Awwww, shucks. I love you, too.

Sunday, October 4, 2009

Differences


(Elle - the birthday girl!)

Finally, after two years, Elle got her ears pierced. For two years, I've had to listen to the "...because it's gonna hurt" or the "...just do it next year" and it really started to get to me. Each time Elle walked away and backed out was just another invitation for disappointment and frustration. She would kick herself and tell herself that if she had just done it, it would be over with already. Smart kid.

This afternoon, Elle climbed into that chair, chose her earrings (called Pink Ice for the October birthstone), and immediately froze. I could see by the expression on her face that she had already mentally checked out. If I tried to talk to her she would roll her eyes in my general direction and stare right through me. It was freaky.

She woke up as soon as the first post was thrust into her earlobe. Aaaaaah....tears!! Shit!!! What do I do?
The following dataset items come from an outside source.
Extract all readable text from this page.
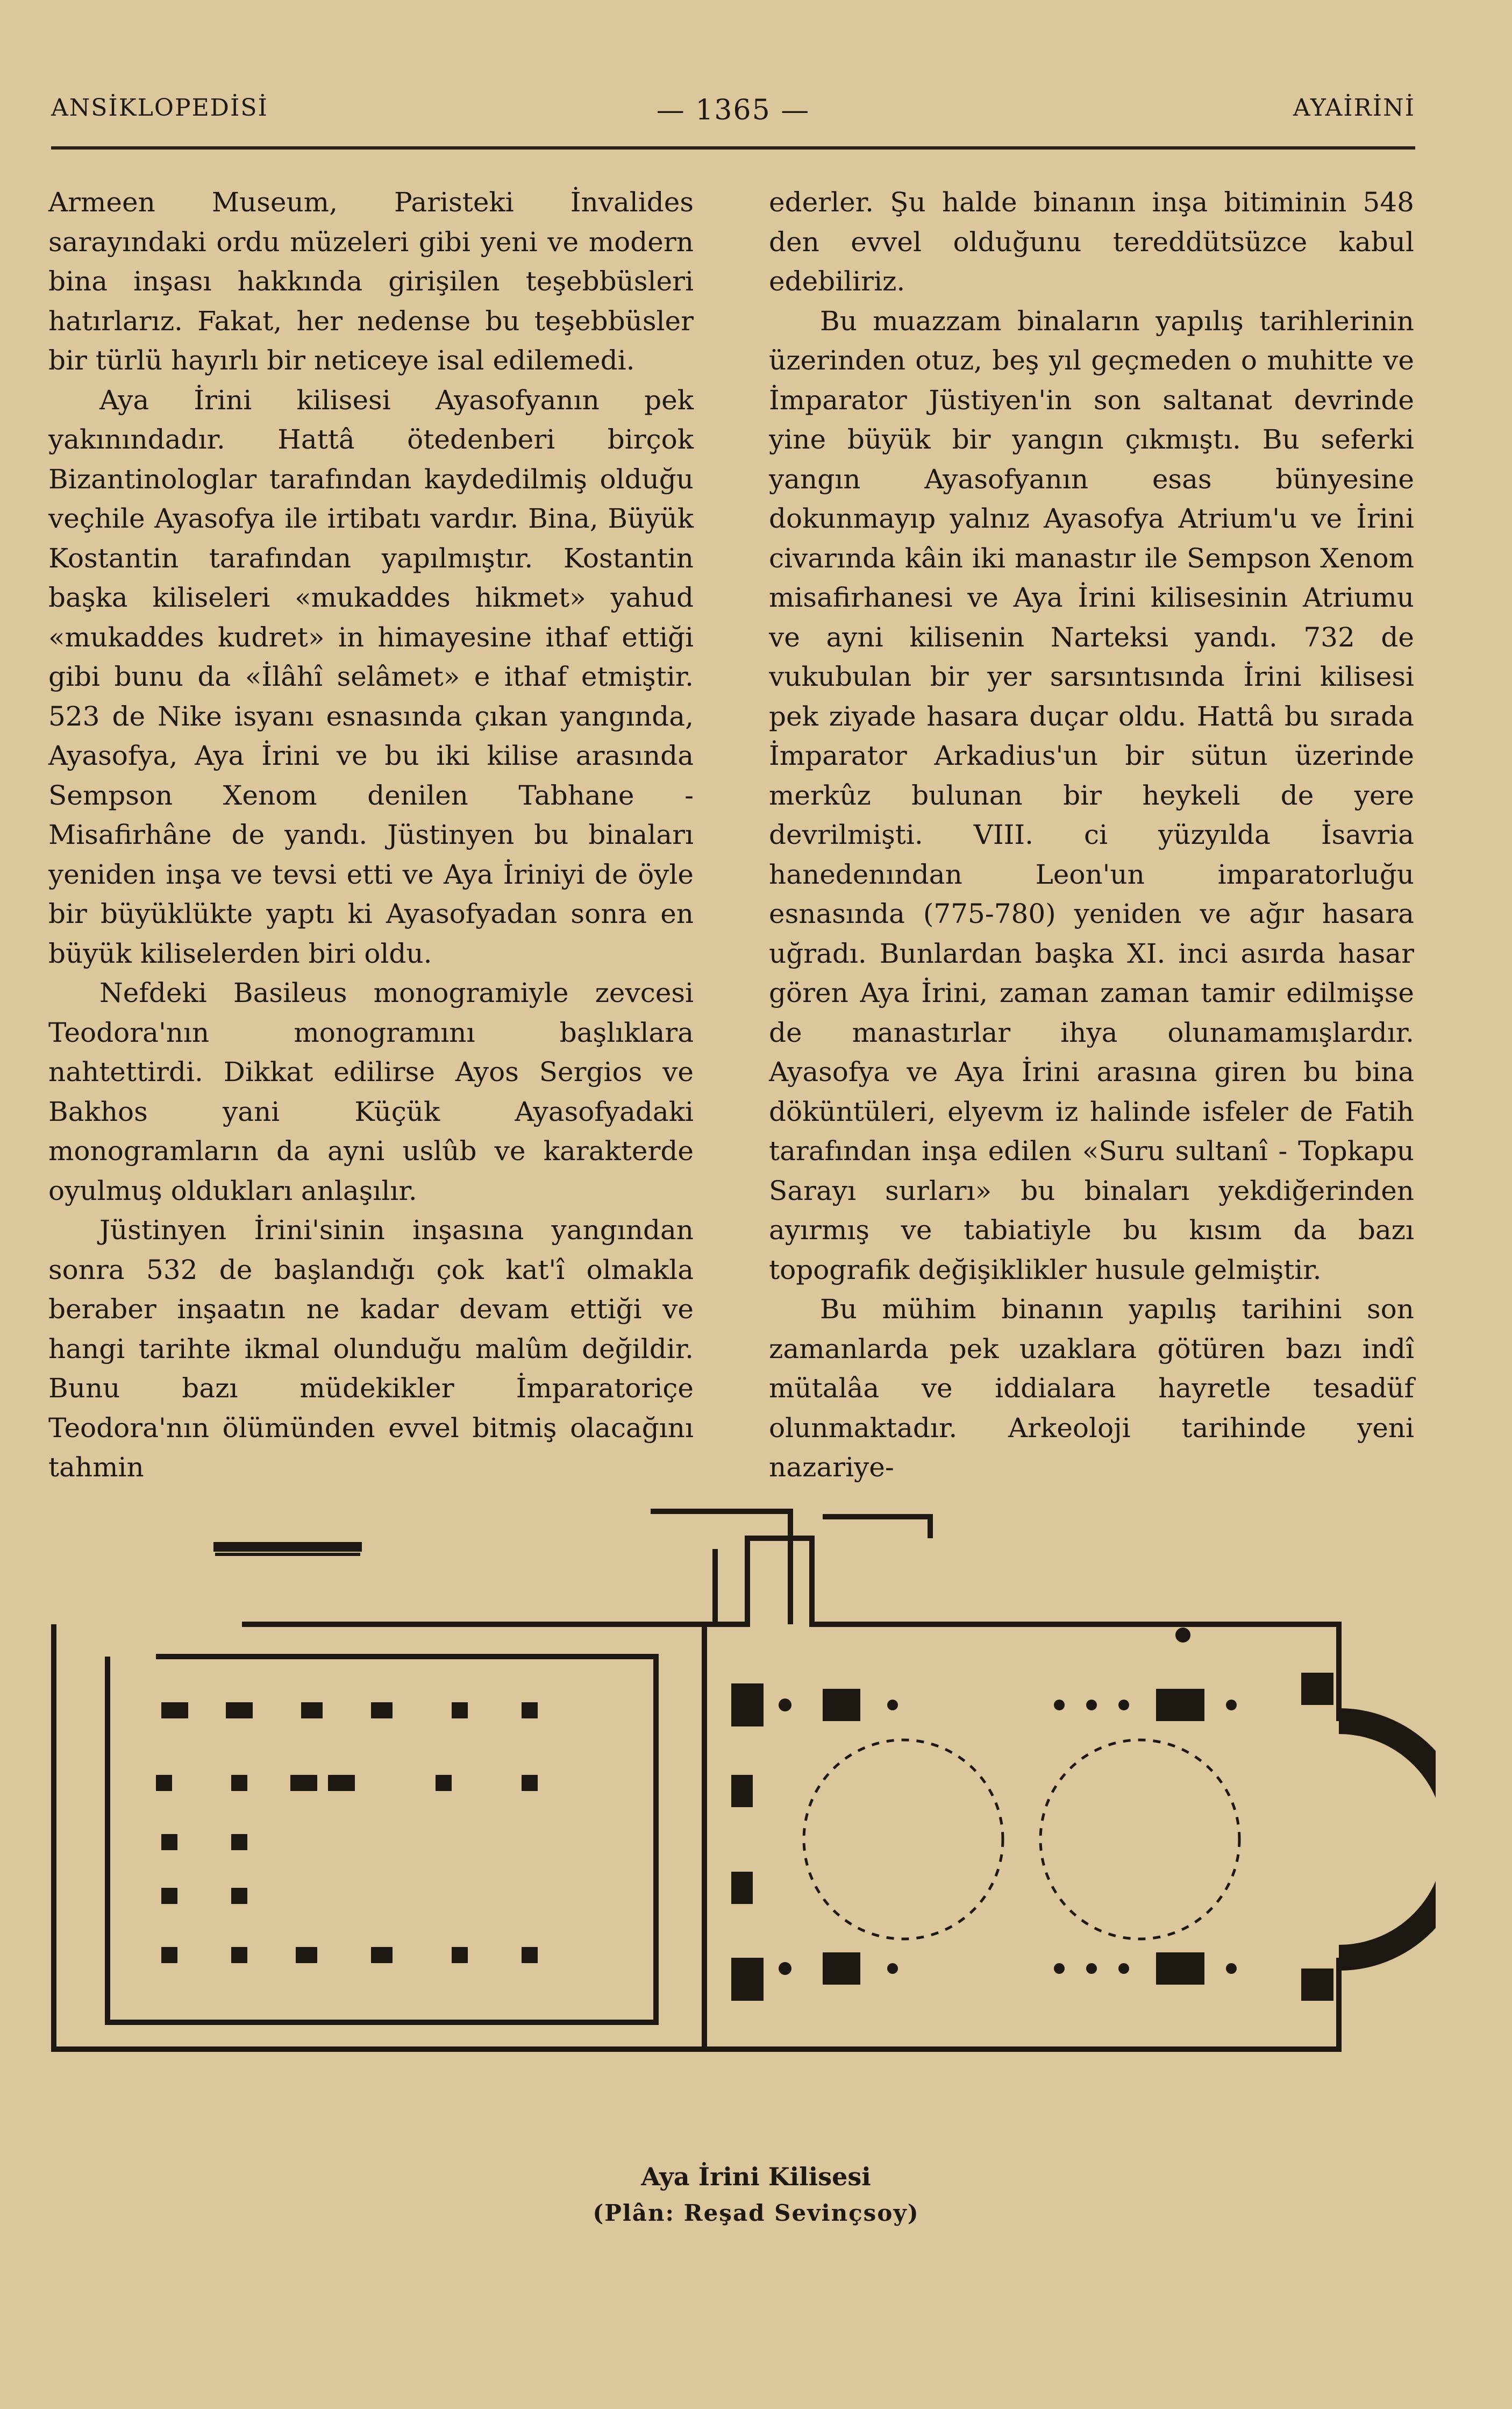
ANSİKLOPEDİSİ	— 1365 —	AYAİRİNİ

Armeen Museum, Paristeki İnvalides sarayındaki ordu müzeleri gibi yeni ve modern bina inşası hakkında girişilen teşebbüsleri hatırlarız. Fakat, her nedense bu teşebbüsler bir türlü hayırlı bir neticeye isal edilemedi.

Aya İrini kilisesi Ayasofyanın pek yakınındadır. Hattâ ötedenberi birçok Bizantinologlar tarafından kaydedilmiş olduğu veçhile Ayasofya ile irtibatı vardır. Bina, Büyük Kostantin tarafından yapılmıştır. Kostantin başka kiliseleri «mukaddes hikmet» yahud «mukaddes kudret» in himayesine ithaf ettiği gibi bunu da «İlâhî selâmet» e ithaf etmiştir. 523 de Nike isyanı esnasında çıkan yangında, Ayasofya, Aya İrini ve bu iki kilise arasında Sempson Xenom denilen Tabhane - Misafirhâne de yandı. Jüstinyen bu binaları yeniden inşa ve tevsi etti ve Aya İriniyi de öyle bir büyüklükte yaptı ki Ayasofyadan sonra en büyük kiliselerden biri oldu.

Nefdeki Basileus monogramiyle zevcesi Teodora'nın monogramını başlıklara nahtettirdi. Dikkat edilirse Ayos Sergios ve Bakhos yani Küçük Ayasofyadaki monogramların da ayni uslûb ve karakterde oyulmuş oldukları anlaşılır.

Jüstinyen İrini'sinin inşasına yangından sonra 532 de başlandığı çok kat'î olmakla beraber inşaatın ne kadar devam ettiği ve hangi tarihte ikmal olunduğu malûm değildir. Bunu bazı müdekikler İmparatoriçe Teodora'nın ölümünden evvel bitmiş olacağını tahmin

ederler. Şu halde binanın inşa bitiminin 548 den evvel olduğunu tereddütsüzce kabul edebiliriz.

Bu muazzam binaların yapılış tarihlerinin üzerinden otuz, beş yıl geçmeden o muhitte ve İmparator Jüstiyen'in son saltanat devrinde yine büyük bir yangın çıkmıştı. Bu seferki yangın Ayasofyanın esas bünyesine dokunmayıp yalnız Ayasofya Atrium'u ve İrini civarında kâin iki manastır ile Sempson Xenom misafirhanesi ve Aya İrini kilisesinin Atriumu ve ayni kilisenin Narteksi yandı. 732 de vukubulan bir yer sarsıntısında İrini kilisesi pek ziyade hasara duçar oldu. Hattâ bu sırada İmparator Arkadius'un bir sütun üzerinde merkûz bulunan bir heykeli de yere devrilmişti. VIII. ci yüzyılda İsavria hanedenından Leon'un imparatorluğu esnasında (775-780) yeniden ve ağır hasara uğradı. Bunlardan başka XI. inci asırda hasar gören Aya İrini, zaman zaman tamir edilmişse de manastırlar ihya olunamamışlardır. Ayasofya ve Aya İrini arasına giren bu bina döküntüleri, elyevm iz halinde isfeler de Fatih tarafından inşa edilen «Suru sultanî - Topkapu Sarayı surları» bu binaları yekdiğerinden ayırmış ve tabiatiyle bu kısım da bazı topografik değişiklikler husule gelmiştir.

Bu mühim binanın yapılış tarihini son zamanlarda pek uzaklara götüren bazı indî mütalâa ve iddialara hayretle tesadüf olunmaktadır. Arkeoloji tarihinde yeni nazariye-

Aya İrini Kilisesi
(Plân: Reşad Sevinçsoy)
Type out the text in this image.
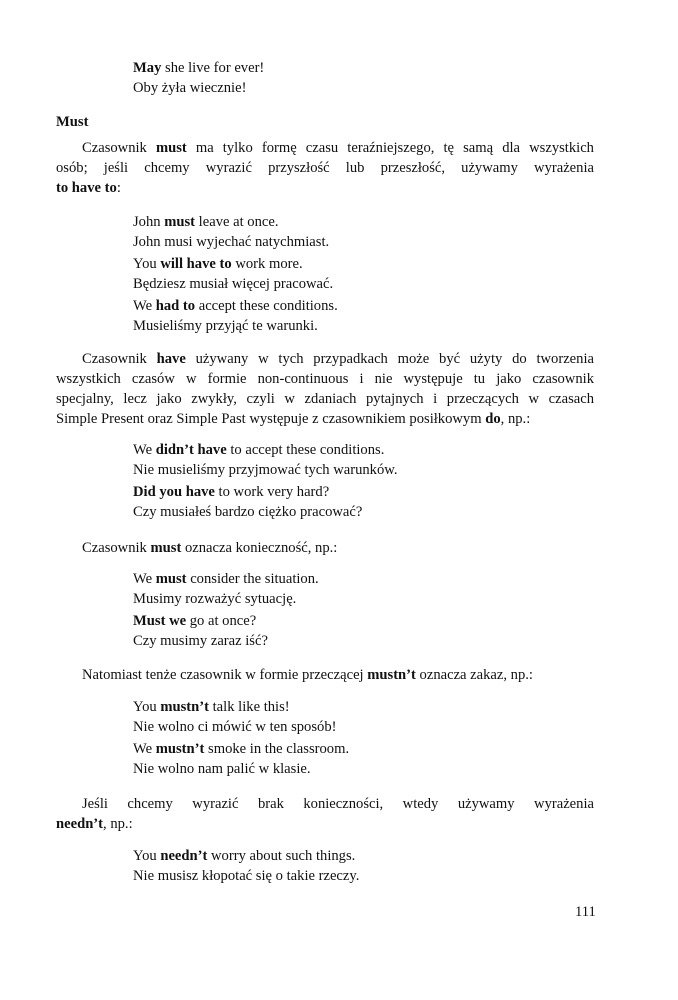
May she live for ever!
Oby żyła wiecznie!
Must
Czasownik must ma tylko formę czasu teraźniejszego, tę samą dla wszystkich
osób; jeśli chcemy wyrazić przyszłość lub przeszłość, używamy wyrażenia
to have to:
John must leave at once.
John musi wyjechać natychmiast.
You will have to work more.
Będziesz musiał więcej pracować.
We had to accept these conditions.
Musieliśmy przyjąć te warunki.
Czasownik have używany w tych przypadkach może być użyty do tworzenia
wszystkich czasów w formie non-continuous i nie występuje tu jako czasownik
specjalny, lecz jako zwykły, czyli w zdaniach pytajnych i przeczących w czasach
Simple Present oraz Simple Past występuje z czasownikiem posiłkowym do, np.:
We didn’t have to accept these conditions.
Nie musieliśmy przyjmować tych warunków.
Did you have to work very hard?
Czy musiałeś bardzo ciężko pracować?
Czasownik must oznacza konieczność, np.:
We must consider the situation.
Musimy rozważyć sytuację.
Must we go at once?
Czy musimy zaraz iść?
Natomiast tenże czasownik w formie przeczącej mustn’t oznacza zakaz, np.:
You mustn’t talk like this!
Nie wolno ci mówić w ten sposób!
We mustn’t smoke in the classroom.
Nie wolno nam palić w klasie.
Jeśli chcemy wyrazić brak konieczności, wtedy używamy wyrażenia
needn’t, np.:
You needn’t worry about such things.
Nie musisz kłopotać się o takie rzeczy.
111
What do I doooo? The last time I made her go through a procedure against her own will was when she was catheterized by a group of nurses and it took five of them just to pin her down! (Elle was three years old but she has the strength of a pissed-off pitbull terrier. And, apparently, the memory of an elephant. She still brings up that incident in the hospital.) So I regrouped and looked Elle straight in the eyes and said, "Well, now you have to do the other one or you'll just look ridiculous!"

She took a deep breath and kind of smarted off to me. "Fine! I just want to get this over with!" Yes, my threats of social awkwardness worked! Way to go, Mom. I patted myself on the back and admired my beautiful, evenly pierced daughter.

After that traumatic experience, I bought myself an iced hazelnut latte and told Elle about the time my parents tricked me into getting my ears pierced. I was five years old and hardly a girly girl. And I screamed. Man, did I scream! And my parents kept telling me that I looked like such a pretty little girl because of my new earrings and I wanted to punch them because I didn't want to be a pretty little girl!!

That's one of the differences between Elle and me. That she does want to be a pretty little girl. And she is. Oh, she is!